What is so tragic about the Enron story is Jeff Skilling's ability to delude himself about Enron's assured collapse. His financial wiz kid Fastow skillfully hid Enron's debt behind a labyrinth of companies, and when Fastow was called before a Congressional investigation, he wisely pleaded the 5th amendment. Skilling, however, was not so smart. To think he could have defended his way out of 15 years of deceptive methods... well, it's laughable. The only conclusion I was left with was that Skilling had an immeasurable capacity for self-delusion, even at the Congressional investigation. You might be able to pull off one fraudulent transaction and get away with it, but years and years of claiming profits while covering up debts is bound to come back to get you.

There is a similar story about the founder of Crazy Eddie, that chain of tech stores in Manhattan and the tri-state area. This guy spends years defrauding the IRS and stashing money in an Israeli bank account and one day cashes out his stocks and flees to Israel. Hello... everyone knew he had ties to Israel and would likely flee there! It should have been no surprise when a warrant is issued for his arrest there.

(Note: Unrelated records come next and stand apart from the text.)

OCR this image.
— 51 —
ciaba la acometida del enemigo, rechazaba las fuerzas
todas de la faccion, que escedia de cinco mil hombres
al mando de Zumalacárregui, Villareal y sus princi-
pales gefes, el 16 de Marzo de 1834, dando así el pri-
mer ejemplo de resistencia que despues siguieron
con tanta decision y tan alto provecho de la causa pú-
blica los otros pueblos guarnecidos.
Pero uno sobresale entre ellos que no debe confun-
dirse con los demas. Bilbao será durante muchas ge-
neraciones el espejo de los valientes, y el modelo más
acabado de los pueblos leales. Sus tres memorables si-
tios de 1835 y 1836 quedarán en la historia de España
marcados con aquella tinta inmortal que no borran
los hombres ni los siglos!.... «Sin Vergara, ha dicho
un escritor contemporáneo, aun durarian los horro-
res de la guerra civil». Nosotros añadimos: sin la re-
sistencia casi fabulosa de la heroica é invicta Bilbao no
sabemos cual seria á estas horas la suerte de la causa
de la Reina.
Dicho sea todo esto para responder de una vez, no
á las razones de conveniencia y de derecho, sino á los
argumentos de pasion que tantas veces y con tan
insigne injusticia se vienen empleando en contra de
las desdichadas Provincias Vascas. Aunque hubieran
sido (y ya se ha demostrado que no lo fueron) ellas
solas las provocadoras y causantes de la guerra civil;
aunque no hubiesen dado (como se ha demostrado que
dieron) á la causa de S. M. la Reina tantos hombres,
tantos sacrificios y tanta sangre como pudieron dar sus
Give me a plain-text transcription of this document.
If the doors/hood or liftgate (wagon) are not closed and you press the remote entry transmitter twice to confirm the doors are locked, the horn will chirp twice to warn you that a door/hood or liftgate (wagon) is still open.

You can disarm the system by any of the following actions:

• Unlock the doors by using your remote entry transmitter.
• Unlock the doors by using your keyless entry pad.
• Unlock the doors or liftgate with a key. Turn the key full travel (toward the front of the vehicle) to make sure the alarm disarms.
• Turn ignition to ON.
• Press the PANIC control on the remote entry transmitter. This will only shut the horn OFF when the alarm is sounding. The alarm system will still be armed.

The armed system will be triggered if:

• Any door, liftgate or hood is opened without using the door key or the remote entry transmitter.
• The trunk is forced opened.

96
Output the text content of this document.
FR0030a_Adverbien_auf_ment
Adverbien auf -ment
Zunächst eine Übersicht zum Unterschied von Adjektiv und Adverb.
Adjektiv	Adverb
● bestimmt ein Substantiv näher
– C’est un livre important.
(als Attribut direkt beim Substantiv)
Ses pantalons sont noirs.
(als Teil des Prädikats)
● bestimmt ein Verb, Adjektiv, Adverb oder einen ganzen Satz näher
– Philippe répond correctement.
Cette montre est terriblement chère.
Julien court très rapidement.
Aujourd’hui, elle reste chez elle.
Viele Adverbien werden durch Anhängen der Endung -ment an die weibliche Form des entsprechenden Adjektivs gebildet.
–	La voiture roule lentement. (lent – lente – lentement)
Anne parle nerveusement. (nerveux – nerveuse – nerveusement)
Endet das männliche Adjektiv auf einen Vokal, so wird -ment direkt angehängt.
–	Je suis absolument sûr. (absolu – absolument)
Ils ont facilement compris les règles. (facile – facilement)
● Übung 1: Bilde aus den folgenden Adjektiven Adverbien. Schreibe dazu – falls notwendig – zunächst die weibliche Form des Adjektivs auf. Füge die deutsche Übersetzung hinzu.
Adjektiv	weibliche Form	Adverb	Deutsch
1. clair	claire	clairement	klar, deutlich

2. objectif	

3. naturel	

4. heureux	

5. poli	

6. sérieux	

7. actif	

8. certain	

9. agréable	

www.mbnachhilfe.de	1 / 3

So now all these millions of dollars he so brilliantly stole from his company are the bricks in his self-made prison; this guy couldn't leave his house to party at nightclubs and buy fancy cars with his secret stash because he knew someone would eventually recognize him. Ultimately, he turned himself in.

Sending Skilling and Lay and Fastow to jail is not really the ultimate punishment for their crimes, because their worst crimes (in my opinion) are nuking the pensions of their hard-working California electricity workers (not to mention Enron's honest employees). The best punishment would be to have Skilling, Lay, Fastow et al. cash out their retirements and maybe even use their business savvy to earn back all the money due these people (under extreme supervision, of course). The tragedy of California's electrical workers is that they had no choice about whether they wanted to work for Enron, but they're still paying for it. What good is it to them if Skilling and Lay just go to jail? It doesn't redress the wake of Enron's collapse. Sure, give Skilling and Lay 50 years, then let them have only 10 years if they put back all the cookies they stole.

At the beginning of the documentary, you might hate Skilling and Lay and Fastow. Yet what emerges throughout the course of the documentary is how pathetic these guys are. By the end, I felt really sorry for them—not that I excuse any of the horrible things they did, because I think I've made it clear they need to make a serious amends for their crimes—but you wonder how these tragic souls were and how they, once considered the smartest guys in the room, could ever have been quite that stupid.

1 comment:

Anonymous said...

I wish I could Plead the 5th if I were to commit a frauduletn acta at work, then I'd be assured to get away with it, but I suppose there are 2 differnt legal systems for the average american, and for the incredibly wealthy.

in a TRUE democracy, this would not be the case.

people will pay for their shady dealings in this, but i'm afraid the rest of us have and wil continue to pay for it long after.